Minstrel Time

| 13 Aug 2014 | 07:45

    Time hasn’t resolved all of the problems I had with The Scottsboro Boys, which has returned to New York for its Broadway incarnation. Reviewing the Off-Broadway production last spring, I wrote, “If David Thompson can rework his book to match Kander and Ebb’s hard-edged glare of a score, The Scottsboro Boys could be the most unsettling musical ever written.”
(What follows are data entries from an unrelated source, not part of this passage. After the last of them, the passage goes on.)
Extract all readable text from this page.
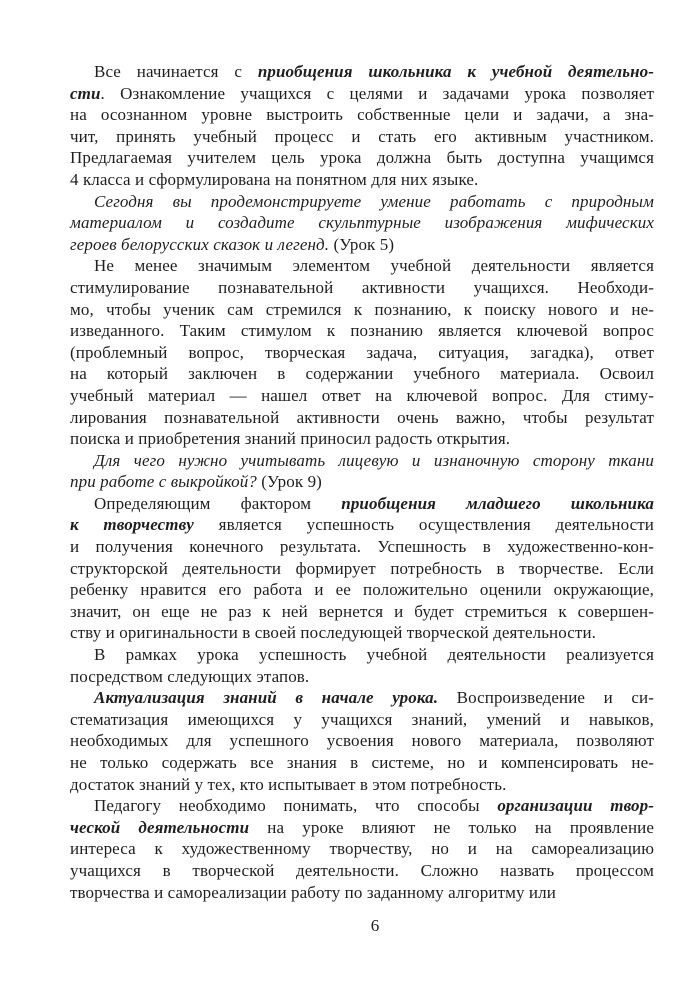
Все начинается с приобщения школьника к учебной деятельно-
сти. Ознакомление учащихся с целями и задачами урока позволяет
на осознанном уровне выстроить собственные цели и задачи, а зна-
чит, принять учебный процесс и стать его активным участником.
Предлагаемая учителем цель урока должна быть доступна учащимся
4 класса и сформулирована на понятном для них языке.
Сегодня вы продемонстрируете умение работать с природным
материалом и создадите скульптурные изображения мифических
героев белорусских сказок и легенд. (Урок 5)
Не менее значимым элементом учебной деятельности является
стимулирование познавательной активности учащихся. Необходи-
мо, чтобы ученик сам стремился к познанию, к поиску нового и не-
изведанного. Таким стимулом к познанию является ключевой вопрос
(проблемный вопрос, творческая задача, ситуация, загадка), ответ
на который заключен в содержании учебного материала. Освоил
учебный материал — нашел ответ на ключевой вопрос. Для стиму-
лирования познавательной активности очень важно, чтобы результат
поиска и приобретения знаний приносил радость открытия.
Для чего нужно учитывать лицевую и изнаночную сторону ткани
при работе с выкройкой? (Урок 9)
Определяющим фактором приобщения младшего школьника
к творчеству является успешность осуществления деятельности
и получения конечного результата. Успешность в художественно-кон-
структорской деятельности формирует потребность в творчестве. Если
ребенку нравится его работа и ее положительно оценили окружающие,
значит, он еще не раз к ней вернется и будет стремиться к совершен-
ству и оригинальности в своей последующей творческой деятельности.
В рамках урока успешность учебной деятельности реализуется
посредством следующих этапов.
Актуализация знаний в начале урока. Воспроизведение и си-
стематизация имеющихся у учащихся знаний, умений и навыков,
необходимых для успешного усвоения нового материала, позволяют
не только содержать все знания в системе, но и компенсировать не-
достаток знаний у тех, кто испытывает в этом потребность.
Педагогу необходимо понимать, что способы организации твор-
ческой деятельности на уроке влияют не только на проявление
интереса к художественному творчеству, но и на самореализацию
учащихся в творческой деятельности. Сложно назвать процессом
творчества и самореализации работу по заданному алгоритму или
6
    Thompson didn’t rework much, alas. Some critics have carped that this musical about the nine young African-American men falsely accused of rape in Alabama during the ’30s and convicted for it over and over again, doesn’t bring the nine men to life enough. I actually find the efforts to create nine distinct characters, all with little subplots, to be both hamfisted and detrimental to the minstrel show staging that frames the story. It’s as if every now and then, Thompson forgets that this musical is supposed to be uncomfortable, and gets carried away writing about Haywood Patterson (Joshua Henry) learning how to read in solitary confinement. Then he pulls himself up short and finds a way to gracefully transition to another irony-laced song from songwriters John Kander and Fred Ebb.
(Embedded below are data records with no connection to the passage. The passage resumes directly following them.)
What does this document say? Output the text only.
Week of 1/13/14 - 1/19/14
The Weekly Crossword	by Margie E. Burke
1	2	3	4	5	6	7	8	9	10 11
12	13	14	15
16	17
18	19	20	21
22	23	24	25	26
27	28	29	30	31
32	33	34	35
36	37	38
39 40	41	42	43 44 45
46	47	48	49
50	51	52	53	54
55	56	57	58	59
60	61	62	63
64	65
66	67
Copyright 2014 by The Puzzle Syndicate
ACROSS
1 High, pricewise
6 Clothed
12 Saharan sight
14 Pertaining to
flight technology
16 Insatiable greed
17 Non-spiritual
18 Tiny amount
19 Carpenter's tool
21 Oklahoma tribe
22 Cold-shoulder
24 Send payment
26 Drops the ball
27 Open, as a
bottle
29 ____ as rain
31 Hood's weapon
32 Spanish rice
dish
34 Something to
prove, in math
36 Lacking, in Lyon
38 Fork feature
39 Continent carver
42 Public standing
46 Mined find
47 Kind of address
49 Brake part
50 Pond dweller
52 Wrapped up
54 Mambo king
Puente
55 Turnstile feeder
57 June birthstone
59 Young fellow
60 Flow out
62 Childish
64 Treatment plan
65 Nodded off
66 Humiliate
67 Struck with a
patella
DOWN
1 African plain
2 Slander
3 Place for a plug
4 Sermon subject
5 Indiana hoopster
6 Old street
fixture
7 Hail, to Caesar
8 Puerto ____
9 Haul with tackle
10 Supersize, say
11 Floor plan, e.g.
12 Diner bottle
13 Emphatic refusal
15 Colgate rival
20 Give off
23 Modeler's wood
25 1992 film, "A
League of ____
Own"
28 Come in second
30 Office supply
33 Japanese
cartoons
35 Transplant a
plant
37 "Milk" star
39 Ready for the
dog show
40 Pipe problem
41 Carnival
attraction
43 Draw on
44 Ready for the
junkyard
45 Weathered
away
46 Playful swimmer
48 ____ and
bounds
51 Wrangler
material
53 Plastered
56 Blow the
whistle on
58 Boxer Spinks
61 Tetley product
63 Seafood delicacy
    Dull spots aside, there is a new breathlessness to director-choreographer Susan Stroman’s staging, an increased urgency that carries the audience away. With a slightly rejiggered cast (Henry is so good as Patterson that I forgot he didn’t originate the role earlier this year), the Scottsboro Boys seem to literally be tap-dancing for their lives. Backed up only by an array of chairs, two planks and some inventive staging, these are triple-threat performers of the kind we rarely get to see anymore.

    All the cast unreservedly embraces the minstrel trappings. Henry’s first powerful moment comes while being questioned by the arrogant, racist Alabama police officers. Giving them what they expect, Henry opens his eyes wide and shuffles in place, drawling the song “Nothin.’” But Henry is spell-binding throughout. Christian Dante White and James T. Lane, as the white women claiming to have been raped by the men, are both amusing and chilling (particularly Lane as Ruby during a song recanting her perjury); Colman Domingo and Forrest McClendon are unsettlingly comfortable as minstrels Mr. Bones and Mr. Tambo, turning their comic precision against the audience.
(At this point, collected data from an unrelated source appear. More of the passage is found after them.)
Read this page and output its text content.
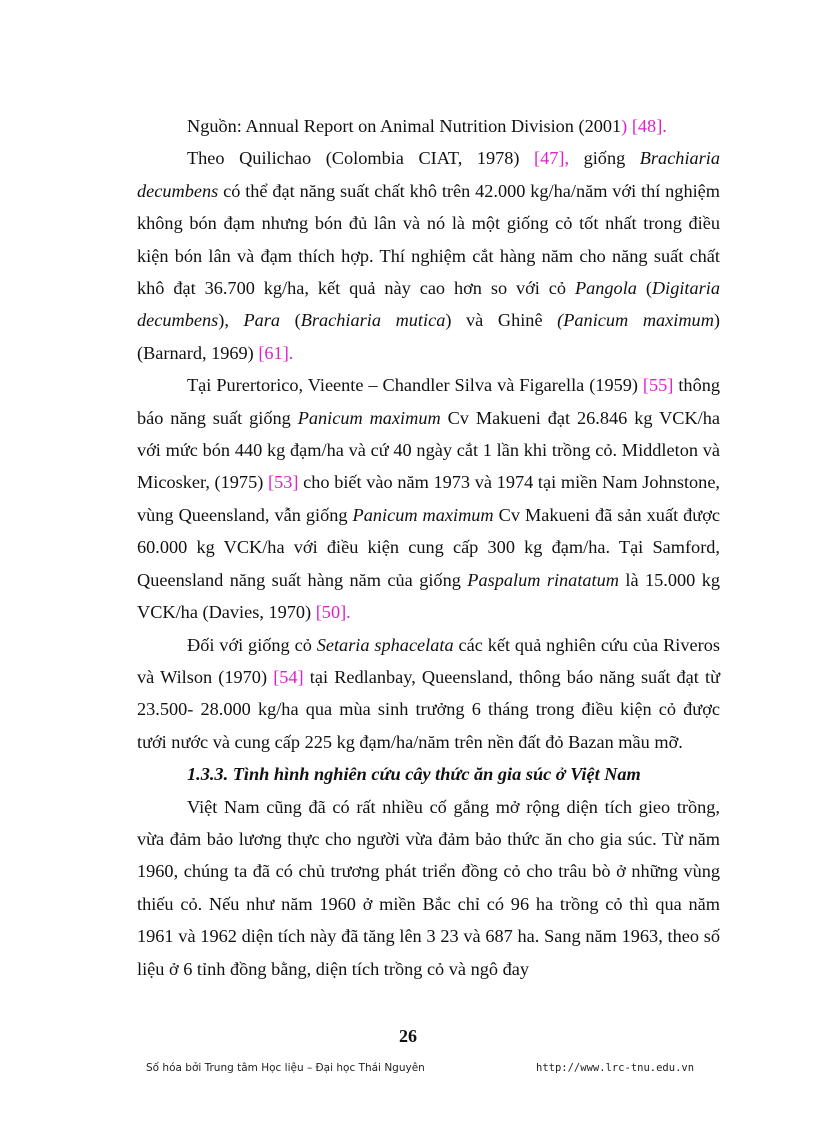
Nguồn: Annual Report on Animal Nutrition Division (2001) [48].

Theo Quilichao (Colombia CIAT, 1978) [47], giống Brachiaria decumbens có thể đạt năng suất chất khô trên 42.000 kg/ha/năm với thí nghiệm không bón đạm nhưng bón đủ lân và nó là một giống cỏ tốt nhất trong điều kiện bón lân và đạm thích hợp. Thí nghiệm cắt hàng năm cho năng suất chất khô đạt 36.700 kg/ha, kết quả này cao hơn so với cỏ Pangola (Digitaria decumbens), Para (Brachiaria mutica) và Ghinê (Panicum maximum) (Barnard, 1969) [61].

Tại Purertorico, Vieente – Chandler Silva và Figarella (1959) [55] thông báo năng suất giống Panicum maximum Cv Makueni đạt 26.846 kg VCK/ha với mức bón 440 kg đạm/ha và cứ 40 ngày cắt 1 lần khi trồng cỏ. Middleton và Micosker, (1975) [53] cho biết vào năm 1973 và 1974 tại miền Nam Johnstone, vùng Queensland, vẫn giống Panicum maximum Cv Makueni đã sản xuất được 60.000 kg VCK/ha với điều kiện cung cấp 300 kg đạm/ha. Tại Samford, Queensland năng suất hàng năm của giống Paspalum rinatatum là 15.000 kg VCK/ha (Davies, 1970) [50].

Đối với giống cỏ Setaria sphacelata các kết quả nghiên cứu của Riveros và Wilson (1970) [54] tại Redlanbay, Queensland, thông báo năng suất đạt từ 23.500- 28.000 kg/ha qua mùa sinh trưởng 6 tháng trong điều kiện cỏ được tưới nước và cung cấp 225 kg đạm/ha/năm trên nền đất đỏ Bazan mầu mỡ.

1.3.3. Tình hình nghiên cứu cây thức ăn gia súc ở Việt Nam

Việt Nam cũng đã có rất nhiều cố gắng mở rộng diện tích gieo trồng, vừa đảm bảo lương thực cho người vừa đảm bảo thức ăn cho gia súc. Từ năm 1960, chúng ta đã có chủ trương phát triển đồng cỏ cho trâu bò ở những vùng thiếu cỏ. Nếu như năm 1960 ở miền Bắc chỉ có 96 ha trồng cỏ thì qua năm 1961 và 1962 diện tích này đã tăng lên 3 23 và 687 ha. Sang năm 1963, theo số liệu ở 6 tỉnh đồng bằng, diện tích trồng cỏ và ngô đay

26
Số hóa bởi Trung tâm Học liệu – Đại học Thái Nguyên	http://www.lrc-tnu.edu.vn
    The real drama of The Scottsboro Boys, as is true of any Broadway show dealing with race, is in the audience. Hearing the well-heeled, middle-class, largely white audience members (who have blithely shelled out $100 per seat) chuckle appreciatively as Mr. Bones and Mr. Tambo betray themselves by slavishly mocking the Scottsboro Nine is frustrating. The air of liberal smugness is often suffocating, bleeding over into how the audience behaves (the woman behind me thought nothing of holding forth in a lengthy explanation to her friend of who George Wallace was during the show).

    That sense of congratulatory back-patting is surely one of the causes of Thompson’s most jaw-dropping narrative devices: an unidentified woman (Sharon Washington) who watches the proceedings with an insufferable air of noble piety. We only learn her identity in the very final moments, which are almost enough to destroy the entire experience. Of course, Washington is also prone to over-exaggeration: Everything she does is aimed at the cheap seats in the back, from ostentatiously sniffing the cake box she primly holds in her lap, then cocking her head and smiling at it in pleasure, to her overly aggrieved expressions throughout. She’s a constant and wholly unnecessary reminder that what we’re watching is a minstrel show retelling of a major cultural trauma in America. At its worst moments, The Scottsboro Boys ladles on irony with an industrial-sized ladle; at its best, it’s a reminder that entertainment and a social conscience are not incompatible.

    The Scottsboro Boys

    Open run, Lyceum Theatre, 149 W. 45th St. (betw. 6th Ave. & B’way), 212-239-6200; $39.50–$131.50.